Lastly, future research should examine the relationship between the rCBF and gray matter concentration in the PFC regions. Lyoo et al. (2006) reported that opiate-dependent patients have decreased gray matter density in the PFC. Further, Drevets et al. (1997) found that decreased activity in the anterior cingulate in depressed individuals is partially due to a grey matter volume reduction in the PFC area. It would be important to explore this particular relationship in MM patients, to determine whether the observed rCBF abnormalities reflect functional and/or structural differences, and extend our current understanding of the relationship between the PFC and depression symptoms in opiate addiction.

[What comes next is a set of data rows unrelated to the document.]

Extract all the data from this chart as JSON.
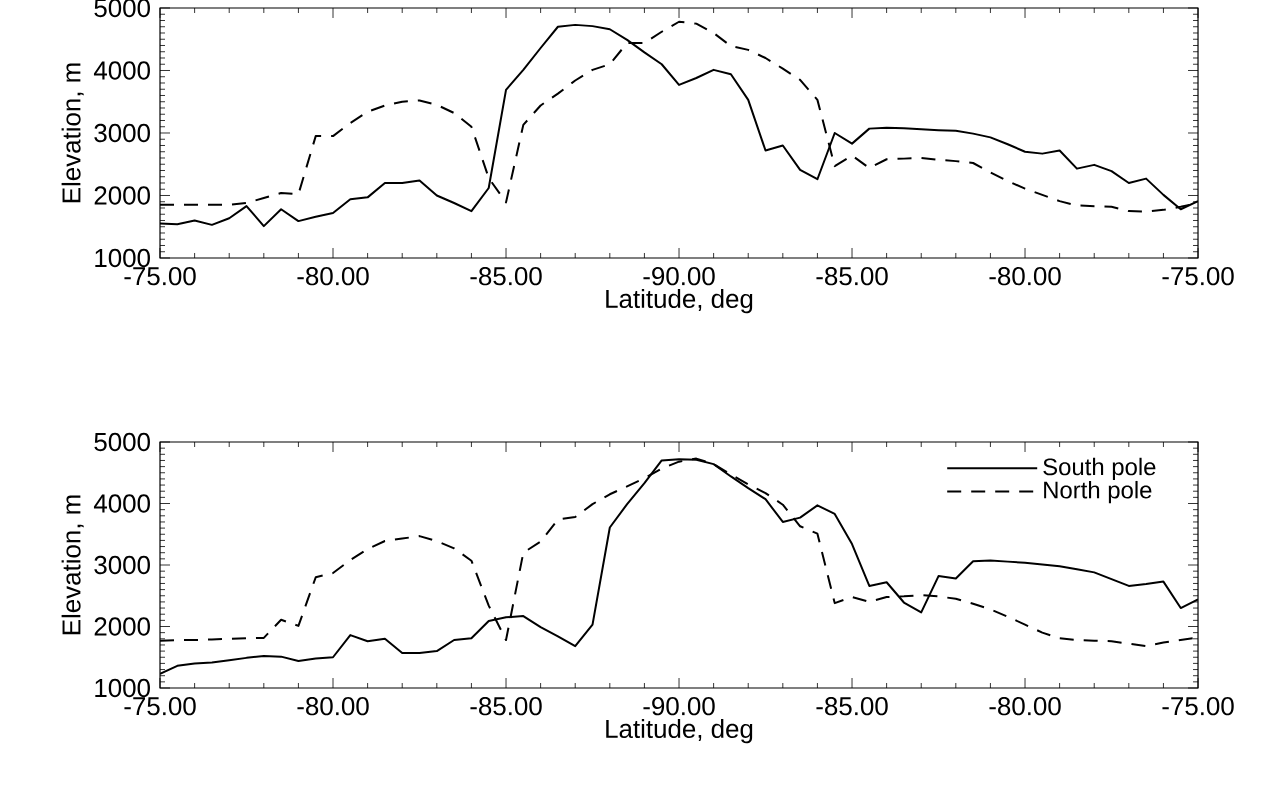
{
  "chart_data": [
    {
      "type": "line",
      "xlabel": "Latitude, deg",
      "ylabel": "Elevation, m",
      "ylim": [
        1000,
        5000
      ],
      "categories": [
        "-75.00",
        null,
        null,
        null,
        null,
        null,
        null,
        null,
        null,
        null,
        "-80.00",
        null,
        null,
        null,
        null,
        null,
        null,
        null,
        null,
        null,
        "-85.00",
        null,
        null,
        null,
        null,
        null,
        null,
        null,
        null,
        null,
        "-90.00",
        null,
        null,
        null,
        null,
        null,
        null,
        null,
        null,
        null,
        "-85.00",
        null,
        null,
        null,
        null,
        null,
        null,
        null,
        null,
        null,
        "-80.00",
        null,
        null,
        null,
        null,
        null,
        null,
        null,
        null,
        null,
        "-75.00"
      ],
      "yticks": [
        1000,
        2000,
        3000,
        4000,
        5000
      ],
      "grid": false,
      "legend": false,
      "marker": "none",
      "series": [
        {
          "color": "#000000",
          "line_style": "solid",
          "values": [
            1550,
            1540,
            1600,
            1530,
            1635,
            1830,
            1510,
            1780,
            1590,
            1660,
            1720,
            1940,
            1970,
            2200,
            2200,
            2240,
            2000,
            1880,
            1750,
            2120,
            3690,
            4010,
            4360,
            4700,
            4730,
            4710,
            4660,
            4490,
            4290,
            4100,
            3770,
            3880,
            4010,
            3940,
            3530,
            2720,
            2800,
            2410,
            2260,
            3000,
            2830,
            3070,
            3085,
            3075,
            3060,
            3045,
            3035,
            2990,
            2930,
            2820,
            2700,
            2670,
            2720,
            2430,
            2490,
            2390,
            2200,
            2270,
            2010,
            1780,
            1910
          ]
        },
        {
          "color": "#000000",
          "line_style": "dashed",
          "values": [
            1850,
            1850,
            1850,
            1850,
            1850,
            1880,
            1960,
            2040,
            2020,
            2950,
            2950,
            3160,
            3340,
            3440,
            3500,
            3520,
            3450,
            3320,
            3100,
            2280,
            1890,
            3130,
            3440,
            3630,
            3840,
            4010,
            4100,
            4440,
            4440,
            4620,
            4780,
            4750,
            4600,
            4390,
            4330,
            4200,
            4030,
            3850,
            3530,
            2470,
            2640,
            2440,
            2580,
            2590,
            2600,
            2570,
            2550,
            2520,
            2370,
            2230,
            2110,
            2010,
            1910,
            1840,
            1830,
            1820,
            1750,
            1740,
            1770,
            1820,
            1880
          ]
        }
      ]
    },
    {
      "type": "line",
      "xlabel": "Latitude, deg",
      "ylabel": "Elevation, m",
      "ylim": [
        1000,
        5000
      ],
      "categories": [
        "-75.00",
        null,
        null,
        null,
        null,
        null,
        null,
        null,
        null,
        null,
        "-80.00",
        null,
        null,
        null,
        null,
        null,
        null,
        null,
        null,
        null,
        "-85.00",
        null,
        null,
        null,
        null,
        null,
        null,
        null,
        null,
        null,
        "-90.00",
        null,
        null,
        null,
        null,
        null,
        null,
        null,
        null,
        null,
        "-85.00",
        null,
        null,
        null,
        null,
        null,
        null,
        null,
        null,
        null,
        "-80.00",
        null,
        null,
        null,
        null,
        null,
        null,
        null,
        null,
        null,
        "-75.00"
      ],
      "yticks": [
        1000,
        2000,
        3000,
        4000,
        5000
      ],
      "grid": false,
      "legend": "top right",
      "marker": "none",
      "series": [
        {
          "name": "South pole",
          "color": "#000000",
          "line_style": "solid",
          "values": [
            1230,
            1360,
            1400,
            1415,
            1450,
            1490,
            1520,
            1510,
            1440,
            1480,
            1500,
            1860,
            1760,
            1800,
            1570,
            1570,
            1600,
            1780,
            1810,
            2090,
            2150,
            2170,
            1990,
            1840,
            1680,
            2030,
            3610,
            3990,
            4330,
            4700,
            4720,
            4710,
            4640,
            4440,
            4250,
            4070,
            3700,
            3770,
            3970,
            3830,
            3340,
            2660,
            2720,
            2390,
            2230,
            2820,
            2780,
            3060,
            3075,
            3055,
            3035,
            3010,
            2980,
            2930,
            2880,
            2770,
            2660,
            2690,
            2730,
            2300,
            2440
          ]
        },
        {
          "name": "North pole",
          "color": "#000000",
          "line_style": "dashed",
          "values": [
            1770,
            1780,
            1780,
            1790,
            1800,
            1810,
            1815,
            2110,
            2010,
            2800,
            2870,
            3080,
            3260,
            3390,
            3430,
            3470,
            3390,
            3270,
            3070,
            2340,
            1780,
            3200,
            3380,
            3740,
            3780,
            3990,
            4150,
            4280,
            4410,
            4570,
            4680,
            4730,
            4640,
            4470,
            4310,
            4170,
            3980,
            3630,
            3510,
            2380,
            2480,
            2400,
            2480,
            2490,
            2510,
            2490,
            2450,
            2370,
            2280,
            2160,
            2030,
            1900,
            1810,
            1780,
            1770,
            1760,
            1720,
            1680,
            1740,
            1780,
            1820
          ]
        }
      ]
    }
  ]
}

In conclusion, our findings showed an inverse relationship between rCBF in the bilateral VLPFC and middle frontal regions, and depressive symptoms, suggesting that frontal paralimbic dysfunction contributes to depressive symptoms in MM patients with or without a diagnosis of major depression. A significant subgroup of MM patients has clinical and sub-clinical depression; our data identify brain substrates underlying these symptoms. Additionally, affect dysregulation is an important risk factor for addiction (Tarter et al., 1995; Tarter et al., 1999). Future investigations of affect dysregulation in addiction may enhance our understanding of the substance dependence and depression comorbidity. Finally, depressive mood and symptoms are significantly correlated with escalations in drug craving, opiate use and treatment attrition (Childress et al., 1994; Hasin et al., 2002; Havard et al., 2006; Hesse, 2006; Kosten et al., 2004; Nunes et al., 2004; Zilberman et al., 2007). Treatment strategies, such as psychopharmacological or psychotherapeutic interventions, targeting these brain regions may improve the depression symptoms in addicted individuals.